In a statement sent to CNN, FIFA said it understands that it's reputation requires extensive rebuilding.
"FIFA acknowledges the gravity of the crisis that assailed the organization nearly two years ago and how misconduct from former football officials has tarnished FIFA's public image," a spokesperson told CNN.
"This is comprehensible and cannot be changed overnight -- or from one year to the other, for that matter. Therefore, we welcome surveys like the ones posed to users of the Forza Football app.
"Their results serve as a tool for FIFA to understand the expectations of the football fans and keep on striving to fulfill them."
However, Arnesson says FIFA and Infantino have a lot of work to do given just 26% of supporters surveyed believe the Swiss has restored the public's trust in the organization.
"It is worrying to see that, for the second year in a row, the majority of the fans across the world do not have confidence in FIFA," Arnesson says.
"I think first of all they should step out and start listening to the fans. They should ask for our feedback on what fans really think, they should to be eager to hear and really listen.
"But they should also explain to the fans what they have done to actually tackle corruption, because they haven't heard about that. I haven't heard about what has changed so that it can't happen again."

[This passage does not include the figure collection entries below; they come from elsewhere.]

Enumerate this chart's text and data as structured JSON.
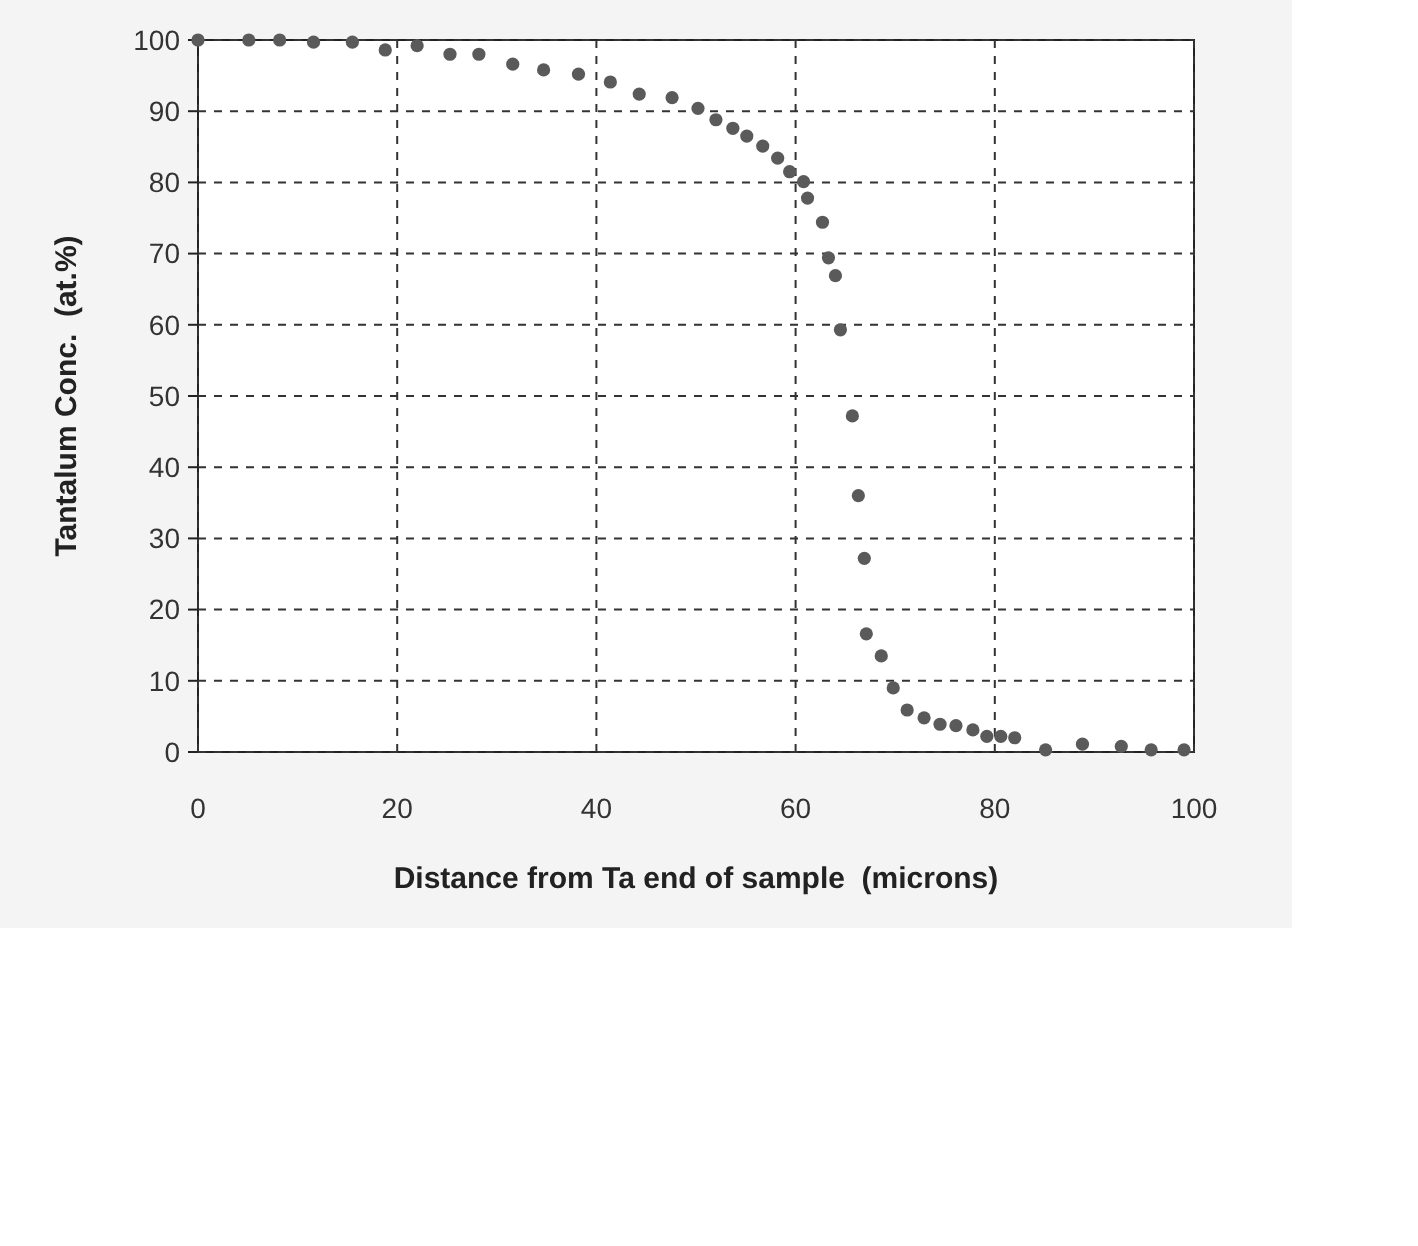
{
  "chart_data": {
    "type": "scatter",
    "xlabel": "Distance from Ta end of sample  (microns)",
    "ylabel": "Tantalum Conc.  (at.%)",
    "xlim": [
      0,
      100
    ],
    "xticks": [
      0,
      20,
      40,
      60,
      80,
      100
    ],
    "ylim": [
      0,
      100
    ],
    "yticks": [
      0,
      10,
      20,
      30,
      40,
      50,
      60,
      70,
      80,
      90,
      100
    ],
    "grid": true,
    "marker": "circle",
    "series": [
      {
        "color": "#5a5a5a",
        "x": [
          0,
          5.1,
          8.2,
          11.6,
          15.5,
          18.8,
          22,
          25.3,
          28.2,
          31.6,
          34.7,
          38.2,
          41.4,
          44.3,
          47.6,
          50.2,
          52,
          53.7,
          55.1,
          56.7,
          58.2,
          59.4,
          60.8,
          61.2,
          62.7,
          63.3,
          64,
          64.5,
          65.7,
          66.3,
          66.9,
          67.1,
          68.6,
          69.8,
          71.2,
          72.9,
          74.5,
          76.1,
          77.8,
          79.2,
          80.6,
          82,
          85.1,
          88.8,
          92.7,
          95.7,
          99
        ],
        "values": [
          100,
          100,
          100,
          99.7,
          99.7,
          98.6,
          99.2,
          98,
          98,
          96.6,
          95.8,
          95.2,
          94.1,
          92.4,
          91.9,
          90.4,
          88.8,
          87.6,
          86.5,
          85.1,
          83.4,
          81.5,
          80.1,
          77.8,
          74.4,
          69.4,
          66.9,
          59.3,
          47.2,
          36,
          27.2,
          16.6,
          13.5,
          9,
          5.9,
          4.8,
          3.9,
          3.7,
          3.1,
          2.2,
          2.2,
          2,
          0.3,
          1.1,
          0.8,
          0.3,
          0.3
        ]
      }
    ]
  }
}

One of the main questions asked at the time of the Zurich raids was regarding rebidding for 2018 and 2022 World Cups in Russia and Qatar, a notion FIFA quickly quashed.
"One of the biggest issues in Russian football is LGBT rights and racism," Arnesson says. "And we have previously seen that fans care about both these issues.
"So hosting a World Cup in a country that doesn't care about that as much as the fans do will make them disapprove of the World Cup."
Of the 25,000 fans surveyed, 43% disapprove of Russia hosting the World Cup in 2018, with 39% approving.
"I am actually surprised to number isn't higher," Arnesson continues. "We also know that the people who were part of making that (Russia 2018, Qatar 2022) happen were part of the big, big corruption scandal and that makes it even harder to approve of.
"Racism in football which has been an issue for years and years and it's still a big problem in football."